This report from NBC News notes Hispanics represent roughly a third of the 70 million Catholics in the U.S., and the number is growing.
But there are challenges to keeping them in the fold:
The share of Catholic believers is dropping in the U.S. and in Latin America, and young people are the most likely to leave, according to Pew Research.
To draw in millennial Latinos, some Catholic leaders are speaking out in support of immigrants and LGBTQ rights, and churches across the country are boosting their social media presence and hosting young adult masses.
The goal is to stop the church from losing millennials like Nicholas Carrillo, 24, a second-generation Mexican-American who grew up in East Los Angeles, home to one of the largest Catholic populations in the U.S.
Carillo left the church as a teenager because he felt the religion catered more toward his grandparents’ generation. He now works full time as a campus organizer for the Secular Student Alliance in Los Angeles.
“I left because I felt like people were being made to believe only out of fear of hell and fear of being punished,” Carrillo said. “It seems evil to punish someone for all of eternity for a sin or two.”
Carillo is part of a growing group of lapsed Catholics in the U.S. While 70 percent of adult Latinos identified as Catholic in 2006, that figure fell to 57 percent by 2015, according to The Center for Applied Research in the Apostolate (CARA), a nonprofit research center.
In the face of this decline, the church is counting on Latinos like Sara Sánchez. A second-generation Guatemalan American, the 18-year-old Penn State University student is an active member of her local Catholic church.
Throughout my life, my church has been my crutch,” said Sánchez, who is from Philadelphia. “When my brother was diagnosed with cancer, the whole congregation was there to support me.”
Carrillo is the kind of young Catholic who is active in her parish, participating in service and volunteer projects and helping out with Sunday school programs.
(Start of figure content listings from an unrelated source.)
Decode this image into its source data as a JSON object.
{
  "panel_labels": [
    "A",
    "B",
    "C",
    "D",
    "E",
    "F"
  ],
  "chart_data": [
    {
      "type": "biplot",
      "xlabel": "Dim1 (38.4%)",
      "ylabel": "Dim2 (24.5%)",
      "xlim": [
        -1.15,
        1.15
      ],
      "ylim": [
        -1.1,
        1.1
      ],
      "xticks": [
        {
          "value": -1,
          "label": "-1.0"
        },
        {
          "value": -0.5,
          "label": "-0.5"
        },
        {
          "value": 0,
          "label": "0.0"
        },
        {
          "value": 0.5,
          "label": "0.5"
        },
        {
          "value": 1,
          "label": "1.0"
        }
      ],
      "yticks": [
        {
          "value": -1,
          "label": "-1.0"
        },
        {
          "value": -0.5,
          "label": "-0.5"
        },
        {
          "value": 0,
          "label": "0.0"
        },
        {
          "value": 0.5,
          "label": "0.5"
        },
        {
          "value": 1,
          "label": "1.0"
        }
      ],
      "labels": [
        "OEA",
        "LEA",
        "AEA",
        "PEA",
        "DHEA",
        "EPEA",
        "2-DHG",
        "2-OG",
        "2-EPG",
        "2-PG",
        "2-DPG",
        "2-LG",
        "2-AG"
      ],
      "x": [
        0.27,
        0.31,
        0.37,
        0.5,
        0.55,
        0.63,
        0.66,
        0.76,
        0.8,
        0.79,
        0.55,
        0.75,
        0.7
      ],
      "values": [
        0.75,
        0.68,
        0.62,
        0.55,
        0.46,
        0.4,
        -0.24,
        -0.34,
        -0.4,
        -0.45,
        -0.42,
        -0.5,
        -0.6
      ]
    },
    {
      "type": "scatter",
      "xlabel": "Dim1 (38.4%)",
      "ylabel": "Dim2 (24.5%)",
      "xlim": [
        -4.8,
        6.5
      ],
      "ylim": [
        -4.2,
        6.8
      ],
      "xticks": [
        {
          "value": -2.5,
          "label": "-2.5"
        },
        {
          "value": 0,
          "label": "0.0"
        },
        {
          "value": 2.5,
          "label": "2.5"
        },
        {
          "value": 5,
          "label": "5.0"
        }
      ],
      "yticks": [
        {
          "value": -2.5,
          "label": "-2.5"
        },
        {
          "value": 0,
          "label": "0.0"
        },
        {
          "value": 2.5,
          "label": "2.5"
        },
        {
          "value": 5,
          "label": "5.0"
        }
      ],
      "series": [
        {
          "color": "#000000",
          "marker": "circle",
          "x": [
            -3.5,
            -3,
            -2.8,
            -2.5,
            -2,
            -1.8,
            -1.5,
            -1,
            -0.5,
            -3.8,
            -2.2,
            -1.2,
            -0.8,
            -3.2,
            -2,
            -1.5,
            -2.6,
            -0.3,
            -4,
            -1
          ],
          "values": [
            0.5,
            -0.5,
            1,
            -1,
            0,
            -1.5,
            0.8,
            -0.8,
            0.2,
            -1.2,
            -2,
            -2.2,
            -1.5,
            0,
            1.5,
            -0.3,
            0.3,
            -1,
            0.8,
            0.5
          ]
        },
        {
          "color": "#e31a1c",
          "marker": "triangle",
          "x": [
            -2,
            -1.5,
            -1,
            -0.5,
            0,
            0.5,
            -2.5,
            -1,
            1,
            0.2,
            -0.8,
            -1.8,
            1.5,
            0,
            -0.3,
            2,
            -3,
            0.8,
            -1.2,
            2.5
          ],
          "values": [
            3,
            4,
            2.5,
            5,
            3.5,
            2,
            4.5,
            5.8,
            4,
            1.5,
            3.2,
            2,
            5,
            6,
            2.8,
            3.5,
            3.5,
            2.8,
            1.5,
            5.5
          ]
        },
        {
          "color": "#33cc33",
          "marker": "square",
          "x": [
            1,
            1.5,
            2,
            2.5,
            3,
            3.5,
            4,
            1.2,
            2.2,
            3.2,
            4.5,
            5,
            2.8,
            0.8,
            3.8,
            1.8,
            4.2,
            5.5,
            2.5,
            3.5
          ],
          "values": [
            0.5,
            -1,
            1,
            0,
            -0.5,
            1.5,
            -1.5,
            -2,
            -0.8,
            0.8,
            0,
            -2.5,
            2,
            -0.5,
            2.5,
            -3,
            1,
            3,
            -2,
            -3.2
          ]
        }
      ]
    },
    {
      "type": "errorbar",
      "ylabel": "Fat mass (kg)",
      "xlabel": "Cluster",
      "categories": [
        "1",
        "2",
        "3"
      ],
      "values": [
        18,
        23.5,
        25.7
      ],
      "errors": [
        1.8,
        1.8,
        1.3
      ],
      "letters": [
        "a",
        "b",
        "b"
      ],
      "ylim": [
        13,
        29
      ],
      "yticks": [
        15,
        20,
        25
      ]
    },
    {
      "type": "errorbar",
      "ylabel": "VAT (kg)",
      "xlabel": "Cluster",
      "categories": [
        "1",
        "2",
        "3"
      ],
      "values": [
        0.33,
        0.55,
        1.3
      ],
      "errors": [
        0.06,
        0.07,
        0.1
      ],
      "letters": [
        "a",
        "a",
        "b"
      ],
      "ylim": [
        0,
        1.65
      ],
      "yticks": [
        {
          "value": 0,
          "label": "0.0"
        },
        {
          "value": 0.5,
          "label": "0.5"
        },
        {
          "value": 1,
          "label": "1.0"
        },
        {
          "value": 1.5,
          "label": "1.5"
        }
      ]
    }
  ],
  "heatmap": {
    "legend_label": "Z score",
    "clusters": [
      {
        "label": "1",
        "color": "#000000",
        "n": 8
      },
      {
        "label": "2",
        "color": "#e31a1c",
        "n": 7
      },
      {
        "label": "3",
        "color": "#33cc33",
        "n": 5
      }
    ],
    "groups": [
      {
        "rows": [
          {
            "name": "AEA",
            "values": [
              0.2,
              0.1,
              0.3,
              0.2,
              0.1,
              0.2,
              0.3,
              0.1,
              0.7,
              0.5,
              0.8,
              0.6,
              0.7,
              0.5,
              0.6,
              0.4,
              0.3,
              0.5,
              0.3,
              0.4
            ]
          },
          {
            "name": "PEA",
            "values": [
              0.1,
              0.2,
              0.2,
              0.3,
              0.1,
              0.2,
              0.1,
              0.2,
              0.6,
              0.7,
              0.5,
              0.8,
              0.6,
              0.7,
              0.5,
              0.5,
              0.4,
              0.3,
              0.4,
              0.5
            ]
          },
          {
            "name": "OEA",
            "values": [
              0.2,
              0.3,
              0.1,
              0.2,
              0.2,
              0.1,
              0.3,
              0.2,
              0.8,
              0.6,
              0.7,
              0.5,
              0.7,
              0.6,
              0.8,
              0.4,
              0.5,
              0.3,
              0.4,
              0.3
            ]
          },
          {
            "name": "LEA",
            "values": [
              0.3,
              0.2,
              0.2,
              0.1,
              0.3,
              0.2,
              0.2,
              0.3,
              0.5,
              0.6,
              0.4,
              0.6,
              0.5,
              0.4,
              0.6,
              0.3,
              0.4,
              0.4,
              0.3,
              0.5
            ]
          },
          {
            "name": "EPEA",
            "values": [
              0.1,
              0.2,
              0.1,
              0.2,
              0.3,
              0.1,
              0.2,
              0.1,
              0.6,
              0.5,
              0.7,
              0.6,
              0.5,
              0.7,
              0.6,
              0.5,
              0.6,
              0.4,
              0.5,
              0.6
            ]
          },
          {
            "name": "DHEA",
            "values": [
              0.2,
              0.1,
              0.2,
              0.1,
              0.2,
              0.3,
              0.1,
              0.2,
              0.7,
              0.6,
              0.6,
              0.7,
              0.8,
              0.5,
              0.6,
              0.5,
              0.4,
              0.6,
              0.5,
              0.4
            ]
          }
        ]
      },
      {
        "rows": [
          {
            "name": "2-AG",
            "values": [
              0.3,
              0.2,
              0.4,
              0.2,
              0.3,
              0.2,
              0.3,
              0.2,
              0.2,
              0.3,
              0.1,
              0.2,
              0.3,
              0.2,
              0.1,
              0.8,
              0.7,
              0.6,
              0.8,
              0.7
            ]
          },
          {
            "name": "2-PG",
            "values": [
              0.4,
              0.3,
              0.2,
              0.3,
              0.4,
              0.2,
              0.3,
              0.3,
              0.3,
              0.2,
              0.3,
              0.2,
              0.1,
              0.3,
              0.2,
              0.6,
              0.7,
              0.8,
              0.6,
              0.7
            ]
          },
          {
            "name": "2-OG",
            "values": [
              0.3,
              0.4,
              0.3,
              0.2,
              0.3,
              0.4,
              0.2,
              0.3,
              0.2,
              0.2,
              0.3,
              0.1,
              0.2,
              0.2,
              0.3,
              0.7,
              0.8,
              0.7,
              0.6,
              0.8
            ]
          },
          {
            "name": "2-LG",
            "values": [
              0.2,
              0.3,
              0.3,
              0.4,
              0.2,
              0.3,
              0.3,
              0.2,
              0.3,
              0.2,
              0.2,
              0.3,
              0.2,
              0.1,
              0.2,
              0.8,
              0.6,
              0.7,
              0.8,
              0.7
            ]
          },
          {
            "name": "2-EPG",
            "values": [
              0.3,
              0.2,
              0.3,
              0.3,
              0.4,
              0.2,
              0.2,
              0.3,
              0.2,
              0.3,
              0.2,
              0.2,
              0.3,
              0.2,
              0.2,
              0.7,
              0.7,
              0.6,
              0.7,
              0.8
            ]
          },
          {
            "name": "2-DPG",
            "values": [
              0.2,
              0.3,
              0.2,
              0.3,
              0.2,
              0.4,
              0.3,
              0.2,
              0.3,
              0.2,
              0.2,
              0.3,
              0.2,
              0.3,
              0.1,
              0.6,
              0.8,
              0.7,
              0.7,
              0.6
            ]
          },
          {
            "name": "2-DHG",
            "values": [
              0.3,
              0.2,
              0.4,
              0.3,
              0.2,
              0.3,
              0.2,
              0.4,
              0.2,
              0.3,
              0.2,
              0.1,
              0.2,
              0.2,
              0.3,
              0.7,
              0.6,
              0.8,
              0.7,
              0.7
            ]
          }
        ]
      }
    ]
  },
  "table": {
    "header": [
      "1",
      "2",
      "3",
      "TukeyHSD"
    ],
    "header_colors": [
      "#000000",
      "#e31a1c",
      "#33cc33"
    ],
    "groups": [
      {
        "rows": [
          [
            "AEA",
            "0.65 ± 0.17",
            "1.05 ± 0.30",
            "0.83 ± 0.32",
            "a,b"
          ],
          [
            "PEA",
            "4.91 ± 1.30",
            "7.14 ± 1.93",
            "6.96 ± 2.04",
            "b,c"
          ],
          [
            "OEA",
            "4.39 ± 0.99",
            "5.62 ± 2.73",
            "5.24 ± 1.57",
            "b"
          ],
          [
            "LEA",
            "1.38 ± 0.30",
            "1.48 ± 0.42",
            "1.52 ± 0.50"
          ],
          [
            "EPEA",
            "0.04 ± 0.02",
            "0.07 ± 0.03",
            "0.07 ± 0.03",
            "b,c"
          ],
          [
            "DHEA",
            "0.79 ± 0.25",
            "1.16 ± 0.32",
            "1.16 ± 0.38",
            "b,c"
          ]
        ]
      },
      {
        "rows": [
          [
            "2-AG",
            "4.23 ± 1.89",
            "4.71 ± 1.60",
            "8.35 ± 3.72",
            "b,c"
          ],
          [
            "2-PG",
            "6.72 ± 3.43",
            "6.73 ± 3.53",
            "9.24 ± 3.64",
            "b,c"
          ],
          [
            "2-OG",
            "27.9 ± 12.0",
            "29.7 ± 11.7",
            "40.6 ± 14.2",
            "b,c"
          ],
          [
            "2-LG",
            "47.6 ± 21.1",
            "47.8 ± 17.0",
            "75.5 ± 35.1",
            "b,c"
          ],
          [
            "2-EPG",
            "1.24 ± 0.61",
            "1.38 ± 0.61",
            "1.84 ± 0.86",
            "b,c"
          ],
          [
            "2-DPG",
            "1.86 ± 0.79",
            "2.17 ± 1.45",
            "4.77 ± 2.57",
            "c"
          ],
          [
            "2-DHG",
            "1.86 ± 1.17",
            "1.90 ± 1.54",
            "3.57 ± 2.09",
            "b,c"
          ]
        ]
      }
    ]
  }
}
There’s much more. Read it all.
UPDATE: A friend who is Hispanic saw this and had some thoughts. He dropped me an email:
In my humble opinion and experience… most [millennial Hispanics] I think believe in God, even in Jesus. But for most of them the Church is irrelevant as an institution/organization. They are even very genuine in following Christian values and practicing spirituality. Most “kids” now independently of their national origin hate hierarchies. A generation that chooses love over law. And they can smell fakeness hundreds of miles away.
But not only the new generations, also the old ones face a Church that doesn’t make feel welcome or not even part of it. A Church with a liturgy not well celebrated, a church which Sunday’s sermons are completely unrelated to their every day lives. A church that behaves as Karl Max called it — as opium/escape for the people. In the 1970’s a controversial Jesuit in Puerto Rico wrote a book entitled “My Church Sleeps.” Today it should be called “My Church is Dying.” That’s what I call the failure of the Gospel or of the Catholic evangelization in Latin America. Most of the people have minimum or close to no formation at all. Primary school/1st Communion formation that doesn’t answer the adult questions and life challenges = a childish faith.
A Church that doesn’t follow the call of Francis to confront our beliefs but instead the message becomes a massage.